Forum: CFEngine Help
Subject: Re: Explanation for 3x iteration in a bundle
Author: mark
Link to topic: https://cfengine.com/forum/read.php?3,24402,24421#msg-24421

I am a little late replying to this, but here is my take,

1. variables and classes are treated specially, due to the possibilty of 
circular dependences
2. All other promise types are handled by normal ordering

While CFEngine is parsing policy, it attempts to resolve and converge the 
values of variables and classes. Classes might be defined in terms of 
variables, variables only in certain classes, etc. So it takes a lot of work to 
resolve complex variable dependences. Because CFEngine automates this somewhat, 
it "looks as though" common classes get executed without being in the 
bundlesequence. However this is not the case -- it only looks that way because 
common bundles generally only contain variables and classes. 

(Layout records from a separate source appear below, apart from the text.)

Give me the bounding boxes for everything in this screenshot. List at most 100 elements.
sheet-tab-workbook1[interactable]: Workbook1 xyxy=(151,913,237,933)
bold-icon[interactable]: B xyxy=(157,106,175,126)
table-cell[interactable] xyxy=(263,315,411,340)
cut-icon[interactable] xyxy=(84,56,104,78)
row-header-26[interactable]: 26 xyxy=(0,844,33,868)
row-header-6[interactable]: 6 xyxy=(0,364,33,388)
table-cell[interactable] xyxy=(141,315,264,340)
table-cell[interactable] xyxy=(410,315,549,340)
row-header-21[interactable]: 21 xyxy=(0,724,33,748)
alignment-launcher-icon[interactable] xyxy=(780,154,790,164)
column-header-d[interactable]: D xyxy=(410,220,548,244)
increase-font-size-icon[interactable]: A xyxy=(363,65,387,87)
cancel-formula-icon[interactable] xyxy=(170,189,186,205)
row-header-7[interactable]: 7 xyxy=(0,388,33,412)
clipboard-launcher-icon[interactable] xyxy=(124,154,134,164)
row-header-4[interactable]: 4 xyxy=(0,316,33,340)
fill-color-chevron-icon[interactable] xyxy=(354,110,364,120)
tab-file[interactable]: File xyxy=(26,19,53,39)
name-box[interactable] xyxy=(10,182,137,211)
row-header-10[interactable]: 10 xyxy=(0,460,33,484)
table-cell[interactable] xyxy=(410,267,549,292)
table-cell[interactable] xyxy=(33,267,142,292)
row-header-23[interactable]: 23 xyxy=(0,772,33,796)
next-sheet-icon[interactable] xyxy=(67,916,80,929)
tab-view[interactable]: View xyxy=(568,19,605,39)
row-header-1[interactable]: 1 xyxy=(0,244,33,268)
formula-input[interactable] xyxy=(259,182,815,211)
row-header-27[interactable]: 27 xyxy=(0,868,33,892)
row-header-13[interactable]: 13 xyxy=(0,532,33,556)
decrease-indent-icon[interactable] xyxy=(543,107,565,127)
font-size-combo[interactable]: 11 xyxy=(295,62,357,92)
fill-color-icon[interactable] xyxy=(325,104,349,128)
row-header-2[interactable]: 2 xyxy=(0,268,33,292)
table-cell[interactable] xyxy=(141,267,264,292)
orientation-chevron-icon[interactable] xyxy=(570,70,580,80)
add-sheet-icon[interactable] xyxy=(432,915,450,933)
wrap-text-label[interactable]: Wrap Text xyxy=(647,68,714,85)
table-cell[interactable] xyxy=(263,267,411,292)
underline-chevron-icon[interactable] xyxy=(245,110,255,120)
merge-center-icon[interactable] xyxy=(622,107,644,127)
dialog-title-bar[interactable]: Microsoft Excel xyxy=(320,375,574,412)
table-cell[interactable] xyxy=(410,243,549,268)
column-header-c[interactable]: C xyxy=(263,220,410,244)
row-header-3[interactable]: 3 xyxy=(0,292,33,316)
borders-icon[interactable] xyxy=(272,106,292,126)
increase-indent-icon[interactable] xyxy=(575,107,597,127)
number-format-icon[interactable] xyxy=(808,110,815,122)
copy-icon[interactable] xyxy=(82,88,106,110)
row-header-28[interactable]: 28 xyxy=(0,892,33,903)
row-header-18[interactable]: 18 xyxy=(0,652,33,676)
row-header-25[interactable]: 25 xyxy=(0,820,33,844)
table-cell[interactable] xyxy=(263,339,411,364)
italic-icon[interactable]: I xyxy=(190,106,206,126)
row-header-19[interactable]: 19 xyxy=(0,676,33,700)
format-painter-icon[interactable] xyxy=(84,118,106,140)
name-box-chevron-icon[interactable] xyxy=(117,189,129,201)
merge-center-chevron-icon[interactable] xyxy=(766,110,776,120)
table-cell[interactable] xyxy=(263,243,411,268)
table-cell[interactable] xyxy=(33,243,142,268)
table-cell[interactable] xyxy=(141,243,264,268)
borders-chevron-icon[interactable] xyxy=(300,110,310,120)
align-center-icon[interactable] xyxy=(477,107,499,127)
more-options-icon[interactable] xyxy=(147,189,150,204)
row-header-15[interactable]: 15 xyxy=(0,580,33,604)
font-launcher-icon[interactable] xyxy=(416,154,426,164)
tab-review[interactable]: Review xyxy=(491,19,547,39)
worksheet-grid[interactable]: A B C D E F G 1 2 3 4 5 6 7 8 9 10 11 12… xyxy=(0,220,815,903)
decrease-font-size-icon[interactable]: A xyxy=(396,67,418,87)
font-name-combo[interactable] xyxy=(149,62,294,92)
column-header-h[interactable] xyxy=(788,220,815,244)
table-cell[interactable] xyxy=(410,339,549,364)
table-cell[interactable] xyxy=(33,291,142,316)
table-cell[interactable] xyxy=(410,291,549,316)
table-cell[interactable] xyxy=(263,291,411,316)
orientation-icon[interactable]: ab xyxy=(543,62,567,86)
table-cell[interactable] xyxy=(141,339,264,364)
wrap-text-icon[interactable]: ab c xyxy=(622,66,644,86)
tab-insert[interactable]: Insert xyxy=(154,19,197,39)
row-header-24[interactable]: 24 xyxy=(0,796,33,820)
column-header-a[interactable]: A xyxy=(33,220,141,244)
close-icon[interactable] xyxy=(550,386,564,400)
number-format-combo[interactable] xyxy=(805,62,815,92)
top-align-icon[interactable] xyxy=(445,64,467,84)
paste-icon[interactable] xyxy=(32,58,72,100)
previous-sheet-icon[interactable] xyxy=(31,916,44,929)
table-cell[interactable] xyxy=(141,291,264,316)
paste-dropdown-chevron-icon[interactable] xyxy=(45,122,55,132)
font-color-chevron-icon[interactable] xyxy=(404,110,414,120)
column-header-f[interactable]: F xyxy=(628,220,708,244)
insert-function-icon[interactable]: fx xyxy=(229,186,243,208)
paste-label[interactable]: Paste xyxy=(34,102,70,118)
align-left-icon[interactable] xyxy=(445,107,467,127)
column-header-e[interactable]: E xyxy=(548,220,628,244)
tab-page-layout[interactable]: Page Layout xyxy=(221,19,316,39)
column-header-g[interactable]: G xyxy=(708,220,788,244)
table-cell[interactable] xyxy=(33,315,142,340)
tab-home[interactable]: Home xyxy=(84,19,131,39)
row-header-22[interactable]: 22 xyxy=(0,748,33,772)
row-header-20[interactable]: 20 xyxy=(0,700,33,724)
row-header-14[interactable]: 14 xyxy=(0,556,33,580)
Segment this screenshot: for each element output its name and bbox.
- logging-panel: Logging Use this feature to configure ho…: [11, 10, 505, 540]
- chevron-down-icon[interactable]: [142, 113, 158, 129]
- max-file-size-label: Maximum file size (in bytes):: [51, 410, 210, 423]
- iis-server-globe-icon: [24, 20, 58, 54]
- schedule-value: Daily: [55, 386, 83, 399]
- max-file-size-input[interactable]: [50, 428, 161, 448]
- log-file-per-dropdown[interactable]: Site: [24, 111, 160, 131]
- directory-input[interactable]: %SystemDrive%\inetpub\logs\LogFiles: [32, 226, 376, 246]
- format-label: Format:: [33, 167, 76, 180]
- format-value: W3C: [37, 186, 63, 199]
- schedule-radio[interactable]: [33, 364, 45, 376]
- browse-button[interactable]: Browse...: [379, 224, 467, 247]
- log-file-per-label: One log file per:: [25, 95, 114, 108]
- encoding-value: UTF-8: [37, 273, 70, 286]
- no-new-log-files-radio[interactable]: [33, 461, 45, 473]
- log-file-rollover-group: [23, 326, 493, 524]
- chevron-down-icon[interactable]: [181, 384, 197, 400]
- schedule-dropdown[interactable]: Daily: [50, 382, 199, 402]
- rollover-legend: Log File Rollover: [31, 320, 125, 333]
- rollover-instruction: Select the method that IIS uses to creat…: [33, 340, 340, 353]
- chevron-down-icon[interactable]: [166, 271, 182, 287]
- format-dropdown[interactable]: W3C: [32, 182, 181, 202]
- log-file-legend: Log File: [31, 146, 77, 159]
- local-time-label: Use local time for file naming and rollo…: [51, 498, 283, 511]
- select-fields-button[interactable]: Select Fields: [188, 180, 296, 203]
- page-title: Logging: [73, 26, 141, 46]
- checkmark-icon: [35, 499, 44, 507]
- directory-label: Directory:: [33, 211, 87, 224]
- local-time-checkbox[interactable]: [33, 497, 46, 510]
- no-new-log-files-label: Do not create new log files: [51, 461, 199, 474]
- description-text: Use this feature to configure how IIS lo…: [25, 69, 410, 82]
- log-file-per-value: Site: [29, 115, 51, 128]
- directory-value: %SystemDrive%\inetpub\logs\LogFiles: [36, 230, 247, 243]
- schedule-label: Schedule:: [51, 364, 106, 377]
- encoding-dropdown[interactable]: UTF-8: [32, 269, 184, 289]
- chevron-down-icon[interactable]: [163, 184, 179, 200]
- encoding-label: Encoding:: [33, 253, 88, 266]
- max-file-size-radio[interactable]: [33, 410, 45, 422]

Adding common bundles to the bundlesequence, gives the code another 3 chances 
to resolve hanging dependencies.

CFEngine then goes through the normal order promises, marking promises as 
"done", up to a maximum of three times, until all the promises have been marked 
"done". See for, example, 

http://source.cfengine.com/websvn/filedetails.php?repname=Cfengine+core&path=%2Ftrunk%2Fexamples%2Funit_ordering.cf

and play with to see if this helps. 

The Puppet guys claimed that they prescheduled a task graph (makespan) for a 
config run before executing, but this is actually not possible in a 
configuration system, because the very act of executing the configuration can 
change the system and the class-contexts on which the policy is based. To avoid 
the possibility of infinite loops, CFEngine has a cut off at 3 iterations. This 
is an arbitrary number based on empiricism. You can understand the algorithm as 
a self-healing/convergent execution tree with a halting safety-cutoff.